Freecycle.org is a network of people in your community who care about recycling and reusing. They have over 9 million members around the world.

28. Craigslist

You can search through Craigslist’s “free” section to see if anyone is throwing out their collection of books.

29. Local Thrift Stores

While these options aren’t free, they’re incredibly cheap resources to find children’s books.

30. Used Bookstores

When is the last time you strolled into your local used bookstore? The one by my apartment has a huge $1 section and even has a box of free books every now and then.

Are Free Sites Worth It?

While it’s hard to complain about free, there are a few things that you should think about when using free sites for books.

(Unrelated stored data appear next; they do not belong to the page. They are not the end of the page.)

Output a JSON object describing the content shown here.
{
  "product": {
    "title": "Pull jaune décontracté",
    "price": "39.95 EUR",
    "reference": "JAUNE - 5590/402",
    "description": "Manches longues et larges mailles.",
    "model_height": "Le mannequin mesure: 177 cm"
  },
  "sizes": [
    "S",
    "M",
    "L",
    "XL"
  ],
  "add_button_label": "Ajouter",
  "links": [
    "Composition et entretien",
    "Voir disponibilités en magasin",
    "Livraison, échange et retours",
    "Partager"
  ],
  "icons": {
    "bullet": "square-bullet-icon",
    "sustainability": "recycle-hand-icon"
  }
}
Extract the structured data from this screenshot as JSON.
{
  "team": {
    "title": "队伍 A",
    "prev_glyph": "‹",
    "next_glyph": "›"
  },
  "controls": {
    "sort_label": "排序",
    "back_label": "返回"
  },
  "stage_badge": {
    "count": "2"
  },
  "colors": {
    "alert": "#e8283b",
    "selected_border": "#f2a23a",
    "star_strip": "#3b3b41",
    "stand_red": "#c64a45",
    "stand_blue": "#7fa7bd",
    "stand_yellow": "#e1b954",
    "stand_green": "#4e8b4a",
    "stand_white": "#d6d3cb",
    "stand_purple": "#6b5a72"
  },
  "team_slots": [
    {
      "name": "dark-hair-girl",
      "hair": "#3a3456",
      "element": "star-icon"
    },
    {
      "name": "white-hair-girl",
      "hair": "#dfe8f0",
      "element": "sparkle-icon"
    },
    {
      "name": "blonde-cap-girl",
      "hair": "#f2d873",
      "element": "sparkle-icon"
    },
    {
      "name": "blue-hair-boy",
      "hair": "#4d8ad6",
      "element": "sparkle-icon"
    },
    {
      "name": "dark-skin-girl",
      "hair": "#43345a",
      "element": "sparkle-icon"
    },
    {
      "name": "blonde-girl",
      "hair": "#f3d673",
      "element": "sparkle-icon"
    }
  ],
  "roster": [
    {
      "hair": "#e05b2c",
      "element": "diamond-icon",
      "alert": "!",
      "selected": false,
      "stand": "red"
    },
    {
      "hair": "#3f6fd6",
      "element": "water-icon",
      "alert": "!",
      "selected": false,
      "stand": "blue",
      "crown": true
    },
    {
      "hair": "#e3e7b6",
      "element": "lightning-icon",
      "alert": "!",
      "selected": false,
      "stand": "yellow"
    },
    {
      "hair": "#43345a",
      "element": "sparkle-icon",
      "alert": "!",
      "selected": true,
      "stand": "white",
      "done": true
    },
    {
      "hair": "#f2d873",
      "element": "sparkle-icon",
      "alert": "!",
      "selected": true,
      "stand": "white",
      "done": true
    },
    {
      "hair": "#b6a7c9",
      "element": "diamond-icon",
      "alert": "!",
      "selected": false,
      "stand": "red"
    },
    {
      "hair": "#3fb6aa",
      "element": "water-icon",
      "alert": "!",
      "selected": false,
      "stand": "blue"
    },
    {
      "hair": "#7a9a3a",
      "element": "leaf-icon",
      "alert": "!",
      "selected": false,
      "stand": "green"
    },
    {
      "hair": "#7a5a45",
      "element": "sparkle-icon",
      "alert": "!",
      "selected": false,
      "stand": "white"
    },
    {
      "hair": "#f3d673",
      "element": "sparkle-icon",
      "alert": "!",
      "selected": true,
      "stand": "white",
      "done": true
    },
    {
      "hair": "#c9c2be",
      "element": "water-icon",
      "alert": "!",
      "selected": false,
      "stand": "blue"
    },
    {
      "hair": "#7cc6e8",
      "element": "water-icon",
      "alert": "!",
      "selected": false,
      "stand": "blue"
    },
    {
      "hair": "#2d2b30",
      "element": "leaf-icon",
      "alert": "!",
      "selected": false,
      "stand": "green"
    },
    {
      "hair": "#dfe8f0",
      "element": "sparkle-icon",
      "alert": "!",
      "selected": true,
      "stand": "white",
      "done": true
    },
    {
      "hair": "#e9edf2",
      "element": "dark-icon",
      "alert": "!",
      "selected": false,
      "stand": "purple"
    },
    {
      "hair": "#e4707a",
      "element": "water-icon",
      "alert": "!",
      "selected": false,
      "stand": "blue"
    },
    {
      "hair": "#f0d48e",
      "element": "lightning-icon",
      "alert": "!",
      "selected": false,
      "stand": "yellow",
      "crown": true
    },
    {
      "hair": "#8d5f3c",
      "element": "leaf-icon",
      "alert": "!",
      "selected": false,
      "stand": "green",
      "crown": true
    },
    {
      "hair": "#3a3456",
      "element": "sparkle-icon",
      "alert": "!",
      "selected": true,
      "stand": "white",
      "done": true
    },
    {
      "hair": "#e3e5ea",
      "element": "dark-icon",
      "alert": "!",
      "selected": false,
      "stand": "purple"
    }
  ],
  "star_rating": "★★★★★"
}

For one, the websites that offer free ebooks aren’t very robust. They are sometimes difficult to navigate through.

Many of the sites offer free books online, which means you need to read it directly from your browser. This is fine if you have a tablet. If you don’t have a tablet, it may be clunky to read to your child from a desktop or laptop.

There’s also a lack of titles. While you probably won’t have problems finding the classics, any new books won’t be available for your child’s reading pleasure.

The bottom line to using free sites for books is to not be picky. However, if you are picky and care about new titles, you may want to consider paying for a subscription.

Free vs. Paid Subscription

Consider a subscription to Kindle Unlimited which is $9.99 and gives you access to millions of ebooks, magazines, and thousands of audiobooks.

You can get “unlimited” access, which means you can rent up to 10 titles at a time. If your household consists of lots of readers who constantly crave new books, this is a wonderful option.

There’s also Scribd, which is similar to Kindle Unlimited but slightly less expensive. Their monthly membership is $8.99. I’ve used both subscriptions and highly recommend both. If you’re on the fence, test out their 30-day free trial and see which one you like better.

Bottom Line

By far, the best free resource to use is your local library for free books, ebook, and audiobook rentals. I’m always surprised by the number of people who don’t take advantage of their local libraries!

If you already use the library and just want additional resources, check out each site and decide which ones you like best. Write them down in the order of best to worst.

If you don’t live near a library or look through the sites and find they aren’t to your liking, a paid subscription to Scribd or Audible might be better suited for your needs.

So, as the adage goes… the best things in life are free — including books!

What’s your best method for getting free books?